Non avevamo torto quando in tempi non sospetti tirammo fuori i cartelli con la scritta “No vatican, no taliban”. Le ultime posizioni delle gerarchie ecclesiastiche, favorevoli all’insegnamento della religione islamica a scuola (cioè ad un’altra forma di indottrinamento, oltre a quella cattolica, cui sottoporre gli studenti), da un lato evidenziano in modo inconfutabile il legame che, con l’obiettivo di limitare e colpire le libertà individuali, accomuna i vertici delle due religioni più diffuse nel mondo, dall’altro rivelano quanto sia giusta, importante, irrinunciabile la nostra battaglia per la piena laicità nella e della scuola pubblica e per una seria riqualificazione sia della didattica che, ovviamente, del corpo docente.
Non molti sanno che gli oltre venticinquemila insegnanti di religione che, scelti a insindacabile giudizio delle curie (e quindi dipendenti esclusivamente dalle decisioni dei vescovi), costano allo Stato italiano (vale a dire a tutti i cittadini, al di là delle loro convinzioni) oltre 620 milioni di euro (1.200 miliardi di vecchie lire). La legge 186 del 18 luglio 2003 ha consentito di immettere in ruolo oltre quindicimila professori appartenenti a questa categoria di privilegiati. E non è tutto. Gli insegnanti di religione con quattro anni di supplenza hanno diritto alla ricostruzione di carriera come i docenti con contratto a tempo indeterminato.
Vogliamo, allora, consentire l’ingresso nelle nostre scuole di altri privilegiati assoggettati stavolta agli imam sparsi nelle varie città italiane?
Il nostro stato sta ormai rovinosamente precipitando verso una deriva confessionale che, tra l’altro, mirerà ad escludere prepotentemente concezioni religiose non maggioritarie. Non si può non riconoscere, infatti, che l’atteggiamento accondiscendente della Chiesa nei confronti della complessa realtà islamica è unilaterale e tende a celare e minimizzare altre realtà presenti nel nostro Paese come l’induista, la sikh (molti immigrati provengono dal Punjab), la buddhista (oltre ad un numero sparuto di tibetani c’è, però, una consistente comunità cingalese), la confuciana.

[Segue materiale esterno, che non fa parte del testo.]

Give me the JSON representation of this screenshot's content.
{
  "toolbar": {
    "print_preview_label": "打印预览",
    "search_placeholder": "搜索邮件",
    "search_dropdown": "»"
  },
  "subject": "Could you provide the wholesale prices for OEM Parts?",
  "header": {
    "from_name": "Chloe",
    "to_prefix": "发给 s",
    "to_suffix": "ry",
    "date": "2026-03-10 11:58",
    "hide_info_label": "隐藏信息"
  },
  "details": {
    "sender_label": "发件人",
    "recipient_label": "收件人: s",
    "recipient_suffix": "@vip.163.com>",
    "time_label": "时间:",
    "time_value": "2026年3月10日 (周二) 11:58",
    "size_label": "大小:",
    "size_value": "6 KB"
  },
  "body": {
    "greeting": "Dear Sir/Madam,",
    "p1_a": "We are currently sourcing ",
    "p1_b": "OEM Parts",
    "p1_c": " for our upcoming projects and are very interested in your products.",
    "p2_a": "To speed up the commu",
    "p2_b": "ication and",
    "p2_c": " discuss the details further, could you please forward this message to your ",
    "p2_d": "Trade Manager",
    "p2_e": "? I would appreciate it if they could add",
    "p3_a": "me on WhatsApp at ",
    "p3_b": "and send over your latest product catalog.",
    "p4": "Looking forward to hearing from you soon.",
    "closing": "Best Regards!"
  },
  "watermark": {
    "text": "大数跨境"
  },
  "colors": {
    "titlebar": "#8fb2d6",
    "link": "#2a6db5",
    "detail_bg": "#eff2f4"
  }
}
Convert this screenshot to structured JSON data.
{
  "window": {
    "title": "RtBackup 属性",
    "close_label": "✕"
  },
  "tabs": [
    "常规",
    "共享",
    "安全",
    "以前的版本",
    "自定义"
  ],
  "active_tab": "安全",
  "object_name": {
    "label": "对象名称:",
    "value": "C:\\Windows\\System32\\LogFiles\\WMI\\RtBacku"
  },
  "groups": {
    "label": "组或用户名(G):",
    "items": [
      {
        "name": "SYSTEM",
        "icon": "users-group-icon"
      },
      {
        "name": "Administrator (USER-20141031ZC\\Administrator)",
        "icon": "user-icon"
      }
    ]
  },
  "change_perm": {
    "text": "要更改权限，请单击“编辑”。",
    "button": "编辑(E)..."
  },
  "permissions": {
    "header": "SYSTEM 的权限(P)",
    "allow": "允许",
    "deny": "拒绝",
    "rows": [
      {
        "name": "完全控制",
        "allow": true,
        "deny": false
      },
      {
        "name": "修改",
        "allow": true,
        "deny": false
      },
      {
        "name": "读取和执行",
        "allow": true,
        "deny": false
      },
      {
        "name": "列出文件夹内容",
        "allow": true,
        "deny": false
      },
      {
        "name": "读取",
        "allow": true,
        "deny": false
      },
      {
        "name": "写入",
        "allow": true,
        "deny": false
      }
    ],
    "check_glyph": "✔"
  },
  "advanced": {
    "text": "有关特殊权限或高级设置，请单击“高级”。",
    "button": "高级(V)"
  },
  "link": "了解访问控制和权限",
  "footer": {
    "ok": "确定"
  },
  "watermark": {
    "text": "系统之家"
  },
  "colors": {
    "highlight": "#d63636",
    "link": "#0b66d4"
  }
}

E, allora, che facciamo? Trasformiamo la scuola in un ipermercato delle religioni? Diamo liceità d’insegnamento a quelle con più adepti, che sono anche le più (pre)potenti e violente? E, inoltre, quali e quanti spazi vengono lasciati alla religiosità (l’agnosticismo e l’ateismo ne sono, ad esempio, espressione) di chi intende porsi al di fuori di ogni religione?
E’ chiaro che, se non si attua una radicale inversione di tendenza, si rischia di restare aggrovigliati in un ginepraio senza uscita. L’alternativa c’è ed è di grande ragionevolezza: evitiamo che il multiculturalismo nella scuola anziché essere una preziosa risorsa da coltivare e potenziare possa trasformarsi in una condizione di penosa limitazione di una libera e consapevole conoscenza. E perché ciò accada è necessario che si affermi, anche nella scuola, una visione laicistica, una concezione cioè capace di garantire a tutti uguali opportunità e medesimo rispetto. Noi non siamo antireligiosi ma, anzi, proprio perché attribuiamo alla spiritualità la considerazione e l’attenzione che merita chiediamo che non venga ridotta a misero strumento di asservimento e controllo. Una scuola laica è una scuola dove si impara ad apprezzare e valorizzare la diversità dell’altro senza ingenerare discriminazioni. Ecco perché o l’ora di religione viene trasformata in un’occasione per acquisire vaste opportunità di scelta e, pertanto, la si sottrae all’ingerenza di vescovi e imam oppure è meglio che sia definitivamente abolita perché inutile e dannosa.